During the past 40 years, the cellphone has gone from a bulky, heavy luxury item used solely to place phone calls to a sleek, ultralight computer used for everything from taking pictures to monitoring health.
( Read More: 10 Cool Things You Can Do With Your Smartphone)
Here's a look at how mobile devices have evolved over the past four decades and at the companies who built the items that manage our lives.
By Cadie Thompson and Jermaine Taylor
Posted 3 April 2013
A trailblazer in early-cellphone technology, Motorola debuted a prototype of the Dynamic Adaptive Total Area Coverage (DynaTAC) portable phone in 1973, laying the groundwork for what we know as the modern smartphone. Martin Cooper, at the time a vice president at Motorola, made the first handheld mobile phone call using the device.
Perhaps most famous for its use by corporate raider Gordon Gekko in the 1987 film "Wall Street," the Motorola DynaTAC 8000X weighed just under 2 pounds and cost an equivalently hefty $4,000. The phone worked on North America's first 1G service—a harbinger of the 4G that is de rigueur with smartphone consumers now.
While the term had yet to be coined, the IBM Simon—a mobile phone, pager, fax machine and PDA in one—is perhaps the world's first "smartphone." The device, which sold for $899, featured a calendar, address book, calculator and touchscreen capability, a standard hallmark of today's smartphones.
The first "clamshell," or flip, mobile phone, the StarTAC reflected a shift toward more compact device. The move proved wise, as the StarTAC was among the first mobile to gain widespread consumer adoption. Its emergence also marked the broader industry's graduation from a standard 1G to a 2G network.
At the height of the dot-com bubble and on the cusp of Y2K, Nokia's 7110 reflected the era's explosive technological advances. The 7110 was the first cellphone to feature a Wireless Application Protocol browser, which allowed users to access the Web.
Samsung SPH M100
Named one of Time magazine's All-TIME 100 greatest and most influential gadgets from 1923 to 2010, the Samsung SPH-M100—also known as the "Uproar"—which sold for $400, was the first cellphone to have MP3 capability.
The Nokia 7650 was the first Nokia smartphone with a built-in camera and the company's first to work on the Symbian operating system. The phone—which made an appearance in the movie "Minority Report" around the same time it was released—is best known for its color display and navigation joystick.
Sony Ericsson P800
One of the most-anticipated smartphones of 2003, the Sony Ericsson P800 was one of the few boasting a touchscreen. It ran on a Symbian OS 7, and had Bluetooth capability and a VGA camera—high-tech at the time.
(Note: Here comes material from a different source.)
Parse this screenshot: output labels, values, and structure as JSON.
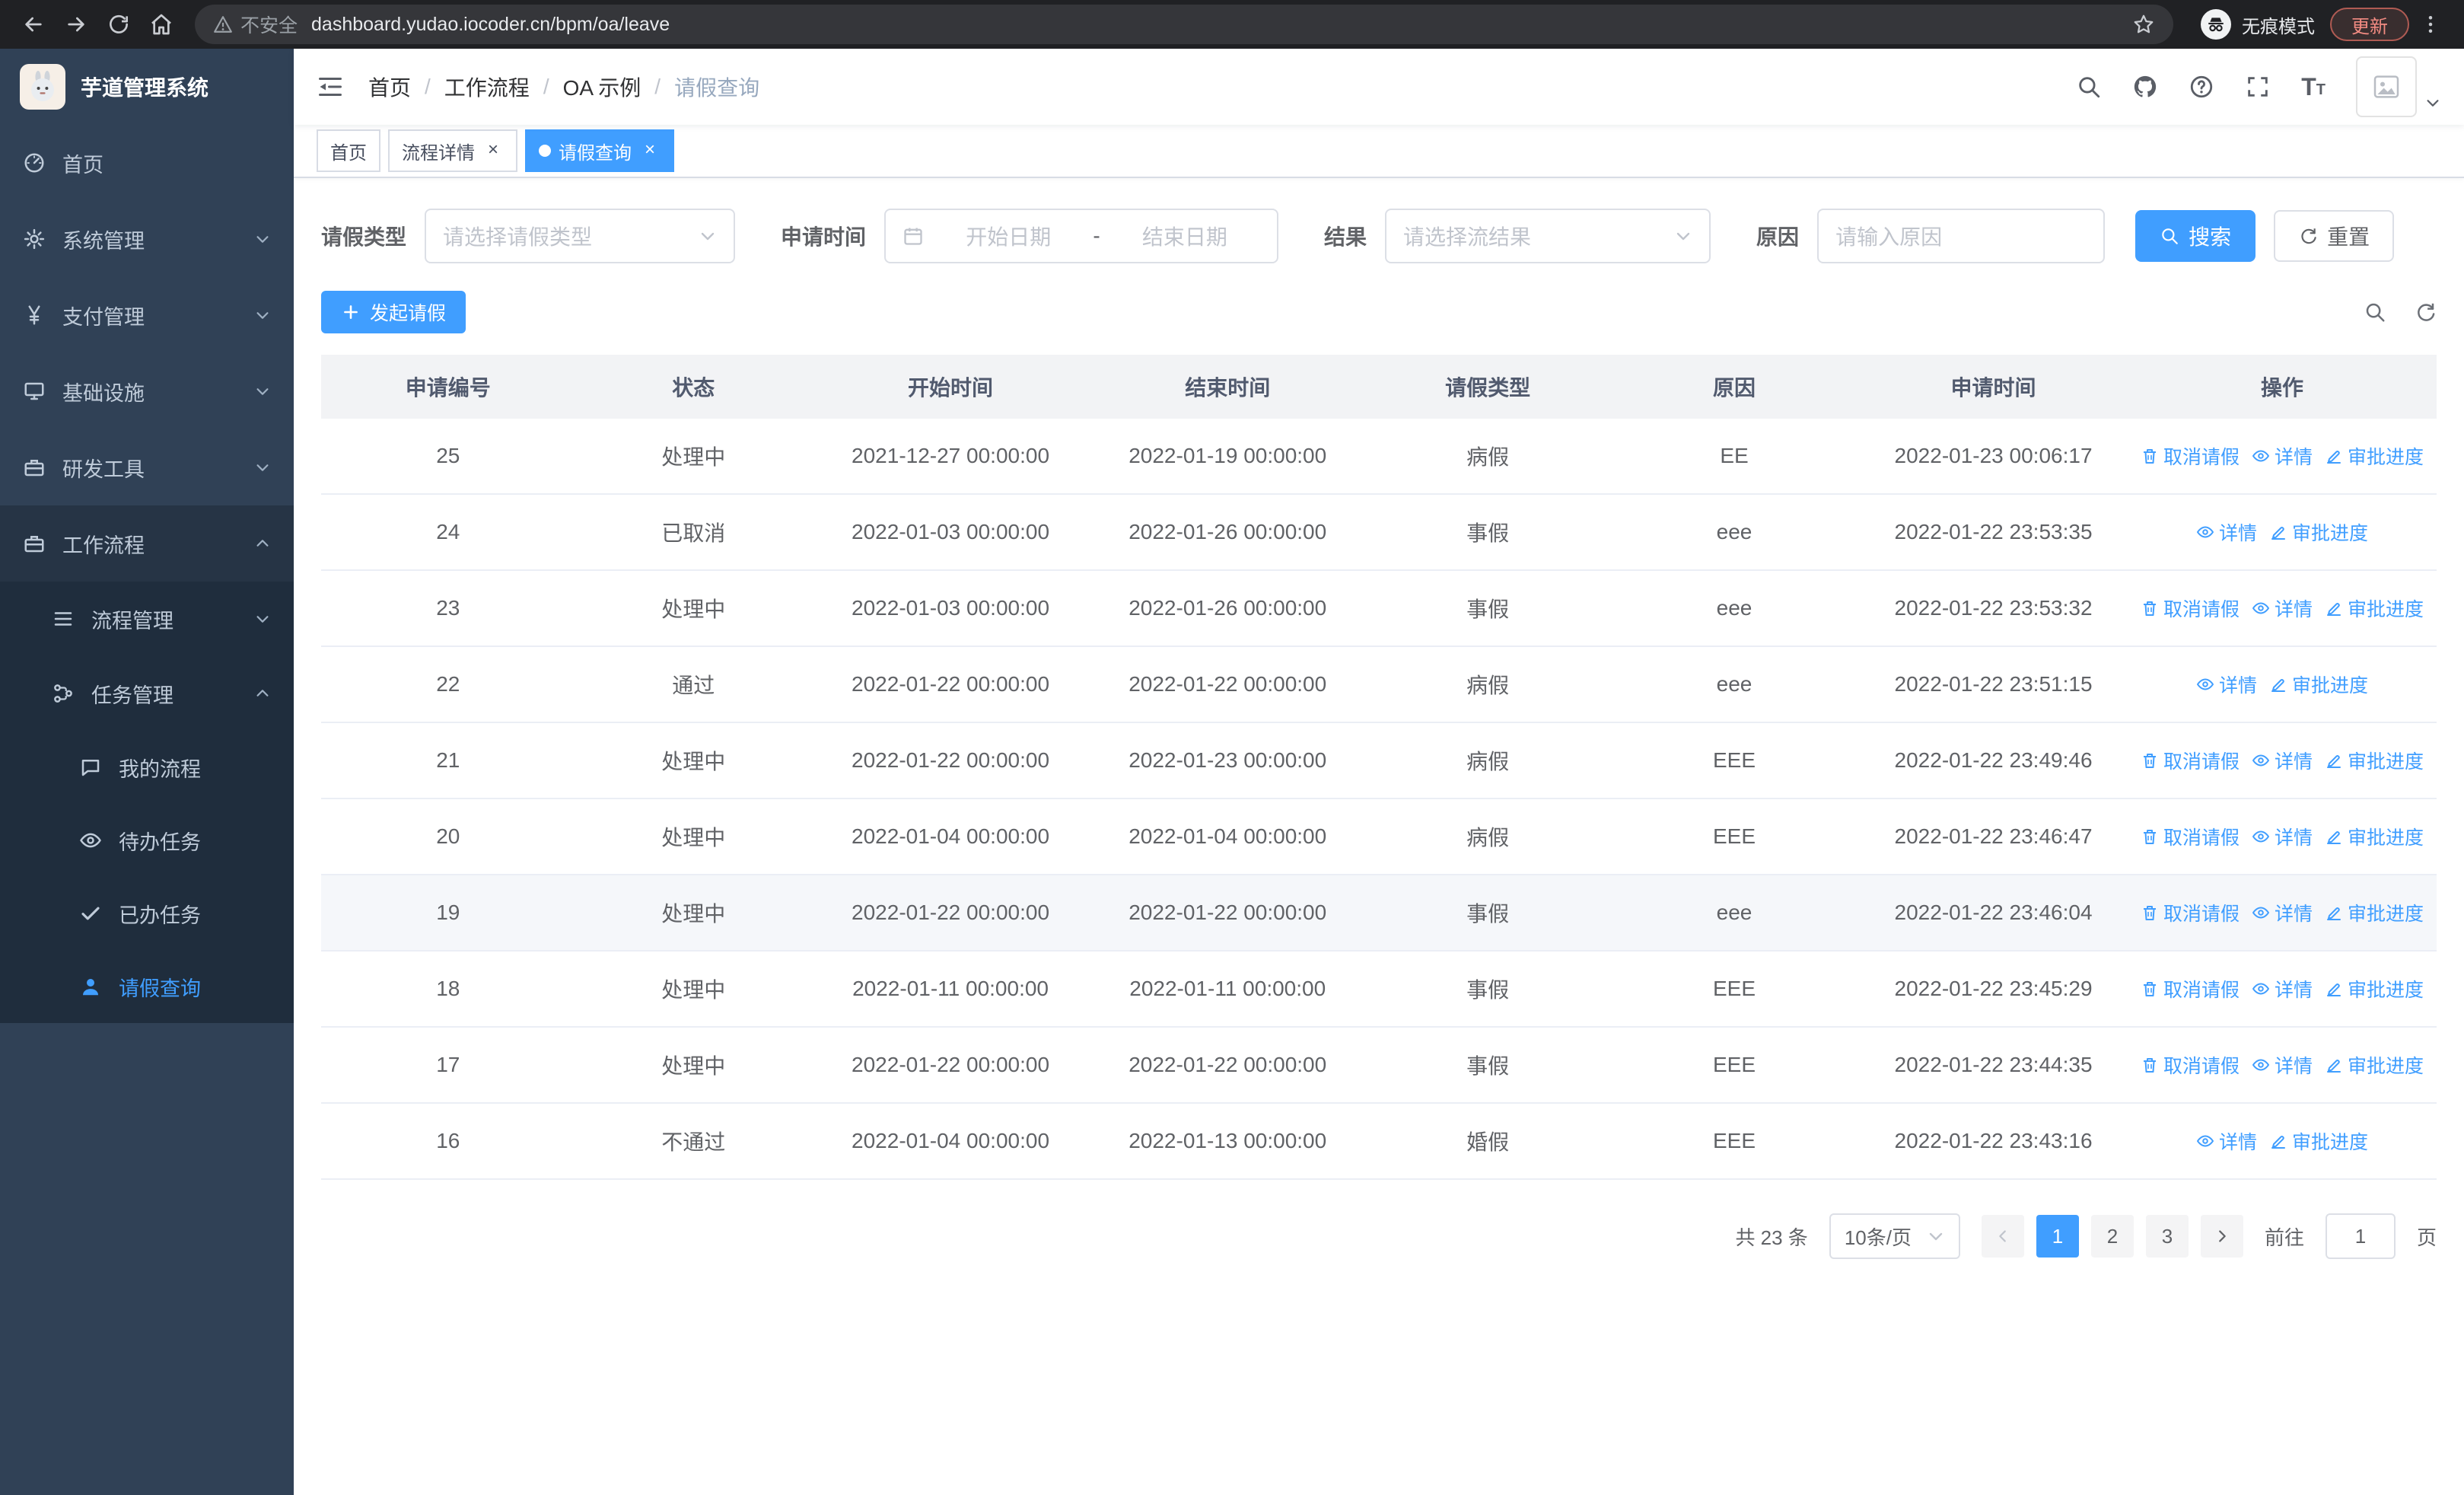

In June of 2003, Research In Motion (now ) launched the BlackBerry Quark 6210, one of its most popular smartphones. It was the first BlackBerry device integrating the phone. The BlackBerry 5810 had included a phone function but worked only with a headset.
Apple changed the mobile industry when it released the first iPhone on June 29, 2007.
The dominant operating systems at the time included BlackBerry OS, Symbian and Windows Mobile, but the iOS was a much more capable system that let users tap into Apple's robust ecosystem.
Fans across the U.S. lined up in front of Apple stores to be among the first to get their hands on the device, then priced at $499 for the 4 GB model and $599 for the 8 GB model
Apple is now in the sixth generation of the device, with its iPhone 5 model, which launched last fall.
Samsung took on Apple's dominance in the smartphone space with the introduction of its flagship Galaxy S devices in March 2010.
The smartphone featured Google's Android operating system, had a large touch-screen display, Wi-Fi connectivity, a five-megapixel camera and the fastest graphics processor of any other smartphone on the market.
By January 2011, Samsung had sold 10 million Galaxy S mobile phones globally.
Samsung Galaxy S4
Samsung revealed the latest Galaxy smartphone this March in New York. Pre-orders begin this month, but it's still not clear when the devices will be delivered to consumers.
Though Galaxy S4's design doesn't stray too much from its predecessor, the Galaxy S, its software challenges the competition. One of the phone's key features is a function that lets users navigate with gestures rather than by having to touch the screen.
(Read More: Samsung Takes on Apple With New Galaxy S4)
In an effort to turn itself around, BlackBerry (formerly Research In Motion) in March brought out a version of the BlackBerry 10 smartphone, the BlackBerry Z10, that does not have a keyboard but is instead a touch-screen device.
The company has said it will release another BlackBerry 10 that includes its signature keyboard.